Imagine this: you are an AI engineer at a purely fictitious company named "Hecks", and you have been put in charge of improving the company's "natural language question answering" product. This product is a compound AI system built on top of a large language model with access to some tools.
Your users have provided you with a database (hecks.duckdb, see the zip file), and your agent should use it to answer their questions!
Additionally, they have provided you with a collection of markdown files that capture some important business rules for their company.
For the sake of simplicity, your agent will ultimately answer user questions with a SQL query - this query is submitted via the "submit_answer" tool.
In order to compare you against some other vendors providing similar services, the customer has given you a pair of evaluation datasets (evaluation/data/evals_easy.json and evaluation/data/evals_hard.json, respectively).
These datasets are a collection of pairs of the form:
- natural language question
- query whose result defines the expected dataframe
For example, a simple evaluation pair might be:
prompt: "How many users are there at our company?"
query: "SELECT COUNT(*) FROM our_company.users"The easy set does not require information from the rules files, but the hard set does.
To determine how well your agent performs, the queries in the eval will be executed, and the resulting dataframes will be compared against the dataframe that your agent's SQL queries returned.
This comparison is "loose" - in your agent's output dataframe,
- column order is ignored (if your agent returns a different order of columns, it's still correct)
- column names are ignored (if your agent returns a different name for a column with the right values, it's still correct)
- extra columns on the returned dataframe are not penalized (if your agent returns extra columns, it's still correct)
Your goal is to build tools and structures for an agent that can reproduce the appropriate answers to as many of the given HARD questions as possible!
Be careful not to overfit, though! They have a held-out test set that will be used to evaluate your agent's performance.
- You're strongly encouraged to take no more than four hours here. More than six hours is out-of-scope.
- You have seven days to complete the take-home; please find time to work on it that's compatible with your schedule.
- Feel free to fragment the time over several days if that's preferable for you.
- Please present your work in a format that communicates what you've done
clearly. We'd love to see two components:
- Some sort of prose writeup (PDF, document, etc) including communication around choices / tradeoffs you made during the course of the exercise, and your ultimate conclusions and guidance.
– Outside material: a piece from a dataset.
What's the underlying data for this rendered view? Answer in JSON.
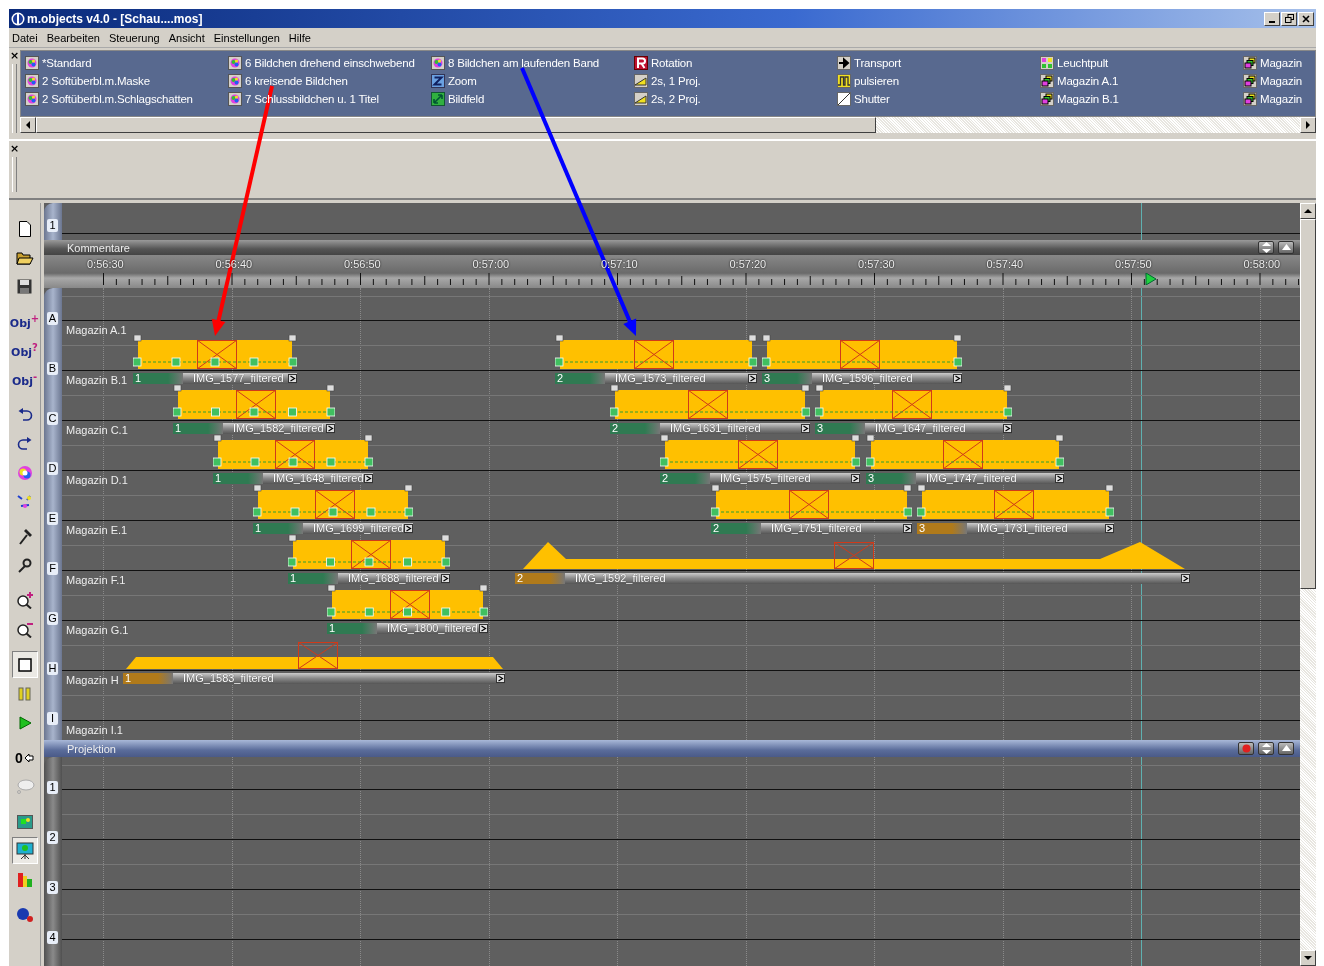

- A forked version of this repo w/ your code changes.
- Once complete, please email a link to your fork of this repository to your recruiter.
The duckdb database file is included in this repository via Git LFS as hecks.duckdb.zip.
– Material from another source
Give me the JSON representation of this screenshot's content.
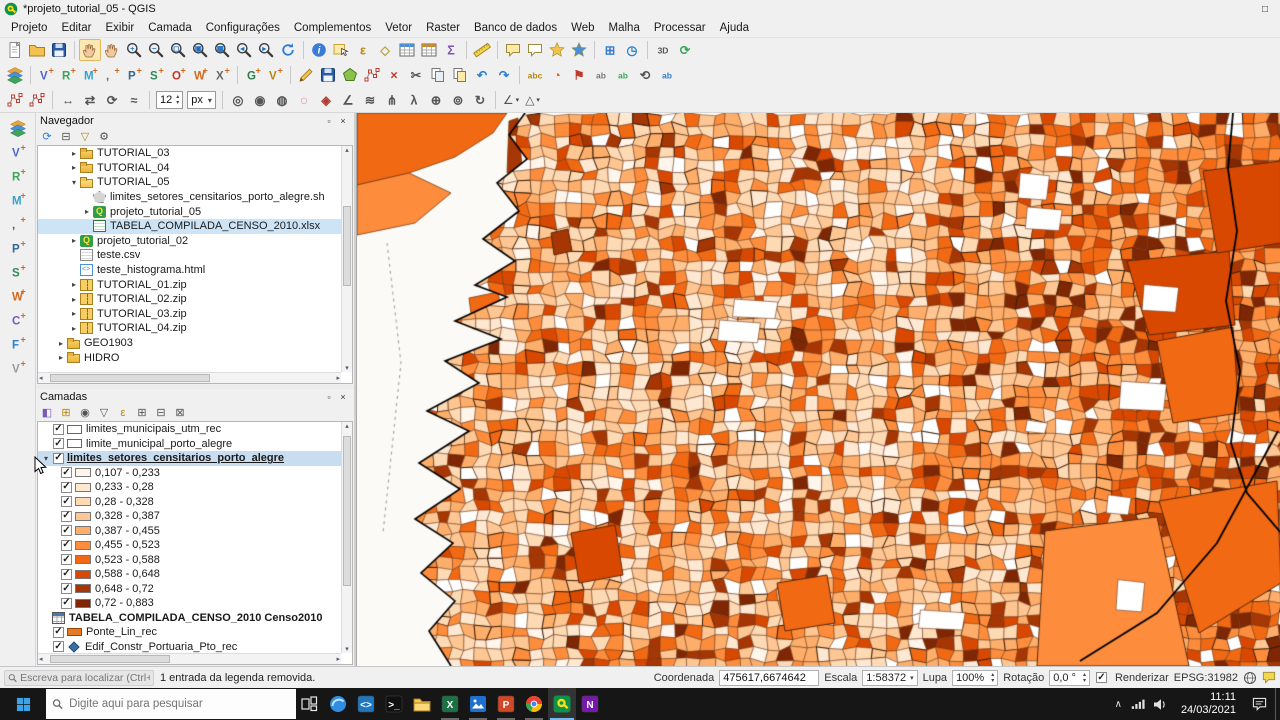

After cloning the repository, you'll need to unzip it:
unzip hecks.duckdb.zipThis will extract hecks.duckdb (~635 MB) to the root directory of the repository.
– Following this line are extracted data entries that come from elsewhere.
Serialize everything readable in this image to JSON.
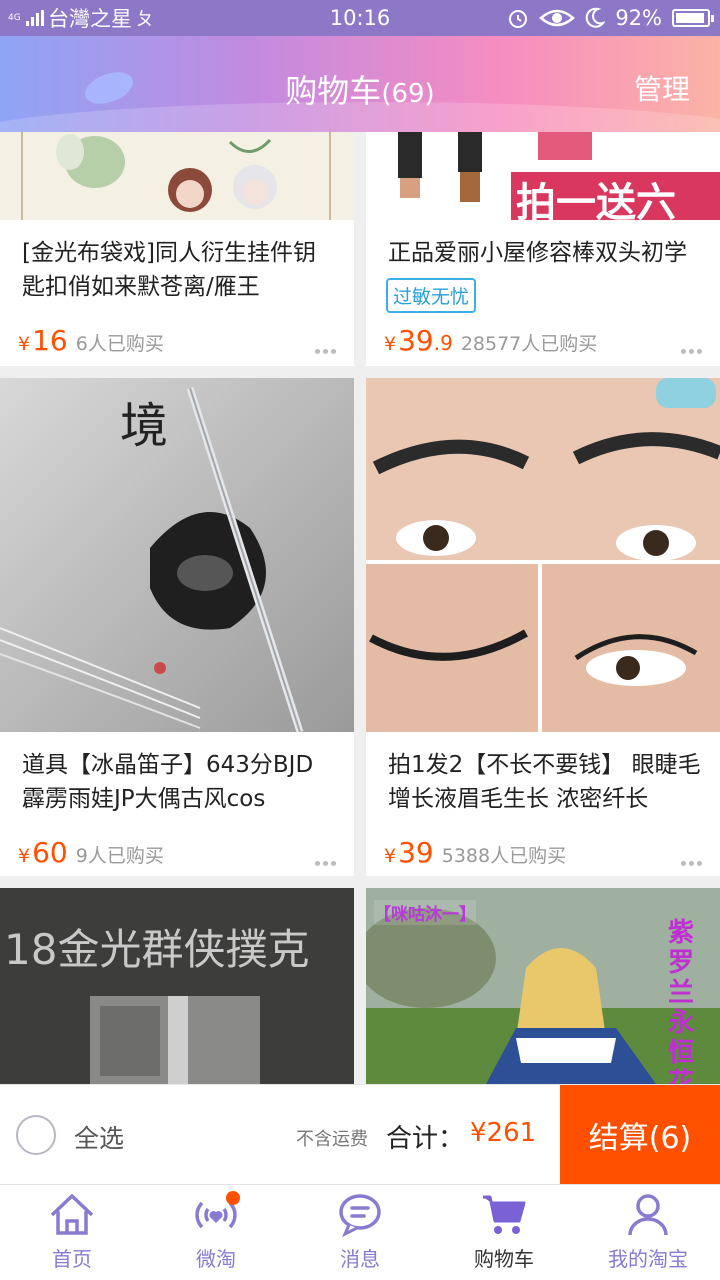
{
  "status_bar": {
    "network": "4G",
    "carrier": "台灣之星",
    "time": "10:16",
    "battery": "92%",
    "battery_level": 0.92
  },
  "header": {
    "title": "购物车",
    "count": "(69)",
    "manage": "管理"
  },
  "products": [
    {
      "title": "[金光布袋戏]同人衍生挂件钥匙扣俏如来默苍离/雁王",
      "currency": "¥",
      "price": "16",
      "price_decimal": "",
      "sold": "6人已购买"
    },
    {
      "title": "正品爱丽小屋修容棒双头初学",
      "tag": "过敏无忧",
      "banner_text": "拍一送六",
      "currency": "¥",
      "price": "39",
      "price_decimal": ".9",
      "sold": "28577人已购买"
    },
    {
      "title": "道具【冰晶笛子】643分BJD霹雳雨娃JP大偶古风cos",
      "image_text": "境",
      "currency": "¥",
      "price": "60",
      "price_decimal": "",
      "sold": "9人已购买"
    },
    {
      "title": "拍1发2【不长不要钱】 眼睫毛增长液眉毛生长 浓密纤长",
      "currency": "¥",
      "price": "39",
      "price_decimal": "",
      "sold": "5388人已购买"
    },
    {
      "image_text": "18金光群侠撲克"
    },
    {
      "image_text": "【咪咕沐一】",
      "image_text_2": "紫罗兰永恒花园"
    }
  ],
  "bottom_bar": {
    "select_all": "全选",
    "no_shipping": "不含运费",
    "total_label": "合计：",
    "total_value": "¥261",
    "checkout": "结算(6)"
  },
  "tabs": [
    {
      "label": "首页",
      "icon": "home-icon"
    },
    {
      "label": "微淘",
      "icon": "weitao-icon"
    },
    {
      "label": "消息",
      "icon": "message-icon"
    },
    {
      "label": "购物车",
      "icon": "cart-icon",
      "active": true
    },
    {
      "label": "我的淘宝",
      "icon": "profile-icon"
    }
  ],
  "colors": {
    "accent": "#ff5000",
    "tab_icon": "#8a7ad0",
    "status_bar": "#8d78c8"
  }
}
Additionally, you'll need an OpenRouter API Key. Your recruiter will provision you with a key to use for the week.
Install the dependencies with uv:
uv syncOnce you have the duckdb file and the OpenRouter API Key, you can run the following command to start the agent:
uv run interactive --api-key YOUR_API_KEYThis will start the agent in a REPL-like environment. You can enter natural language questions, and the agent will respond. You can exit the REPL-like environment by typing "quit". You can start a new conversation by typing "reset".
To evaluate your agent, you can run the following command:
uv run evaluate --api-key YOUR_API_KEY --concurrency 16This will run the agent against the evaluation dataset and report the results.
Your goal is to make whatever changes necessary (outside of outright reward hacking the evaluation script) to get as many of the HARD questions correct as possible.
This might take a number of forms! Tweaking parameters, adding more tools, prompt engineering, context manipulation, training custom models (ok, probably not this one)...
Please let us know what you tried, and how far you got! The implementation we've got here is intentionally pretty bare-bones. You're free to use any resources you like, including AI assistants, to help you complete the assignment.
Once you have completed the assignment, please email a link to your repository to your recruiter.